Dès les premiers mots de son texte, Zhuangzi donne le ton et met en scène des données fondamentales de la cosmologie chinoise. Le poisson émergeant de l'Obscurité du Grand Nord n'est autre que le symbole du yin en proie à la mutation qui fait advenir en son sein le yang à mesure qu'il se transforme en oiseau et s'élance vers la lumière du Sud. N'oublions pas que le Nord, l'Obscur, dans le taoïsme, est le lieu de l'indistinction et du chaos d'où provient et où tout fait retour. Le titre du premier chapitre est révélateur car chez Zhuangzi, l'Homme Véritable s'affranchit des pesanteurs rituelles et conventionnelles propres au confucianisme, en s'adonnant à la randonnée intérieure afin d'être de plain-pied avec la source
du dynamisme des êtres, le principe de toute chose : le Dao.

Seule la "grande connaissance" peut opérer ce retour vers l'indifférencié par l'ascèse, dont l'extase n'est pas absente et dont le but est le perfectionnement de soi, et conduire l'adepte à faire de son énergie vitale qi (le soufffle qui constitue le cosmos) une force spirituelle shen qui n'est autre que celle qui anime l'univers.
En ce sens, Le Vrai Classique du Sud Fleuri, texte où le thème de la transformation de soi occupe une large place, deviendra, au même titre que le recueil d'aphorismes du célèbre Laozi, le classique de la Voie et de la vertu, un vade-mecum aussi bien à l'usage des lettrés que des moines, et ceci jusqu'à nos jours. En effet, c'est dans Le Vrai Classique du Sud Fleuri que sont abordés certains thèmes centraux de la démarche de perfectionnement de soi (gongfu) comme la spontanéité, la non-dépendance ou le non-agir, qui mettent en jeu des pratiques telles que la "méditation assise" ou le "jeûne de l'esprit".

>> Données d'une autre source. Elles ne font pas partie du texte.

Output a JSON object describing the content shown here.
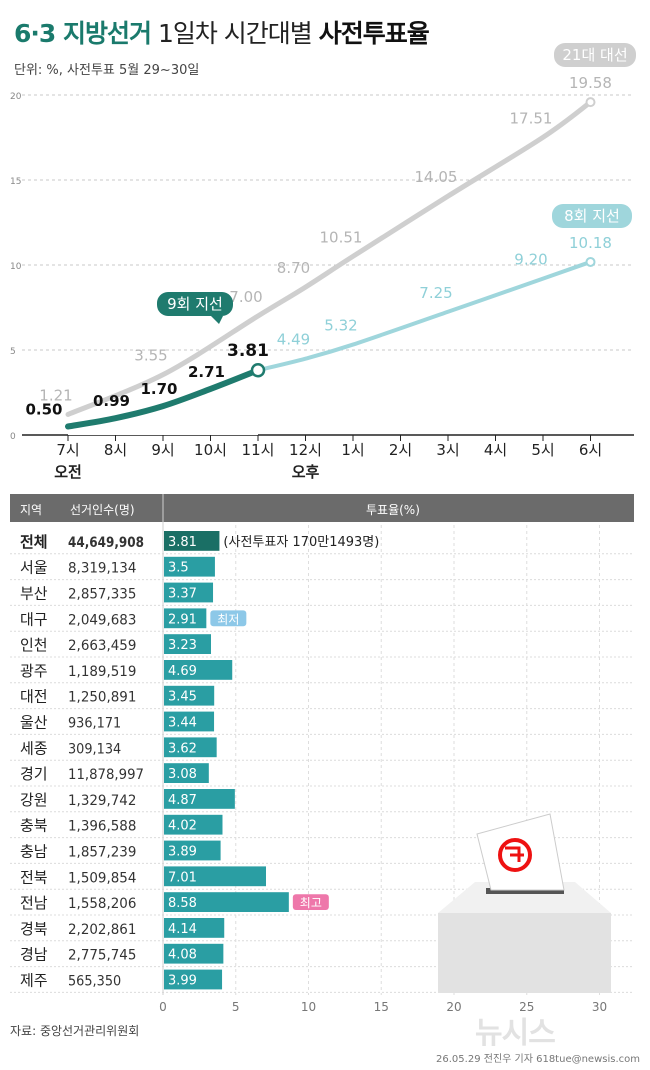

Autant de "recettes" qui ont pour but l'union "au ressort céleste", métaphore désignant la dimension active et dynamique du Chaos primordial et de l'Origine. Dans le taoïsme, les pratiques psycho-physiologiques sont destinées à développer une perception intériorisée, l'oeil et l'ouïe communiquent par l'intérieur, un entendement qui se passe de concepts et permet à l'individu d'accéder à un état de réceptivité exceptionnelle dans lequel il peut échapper à la fragmentation de la conscience résultant de l'usage trivial de la pensée et des sens. Le type de réceptivité que développe ainsi l'adepte du taoïsme lui
octroie une liberté qui ne consiste pas échapper à la causalité déterminante de la nature, mais au contraire à ne faire qu'un avec la spontanéité de la mutation incessante qui oeuvre au sein de la réalité.

C'est cet oubli volontaire de la réflexion qu'illustre la célèbre histoire du cuisinier Ding ou Zhuangzi nous montre que la maîtrise de la découpe d'un boeuf passe par la même spontanéité apprise que celle exigée lorsqu'on veut accéder aux mystérieux dynamisme qui préside au mouvement des êtres.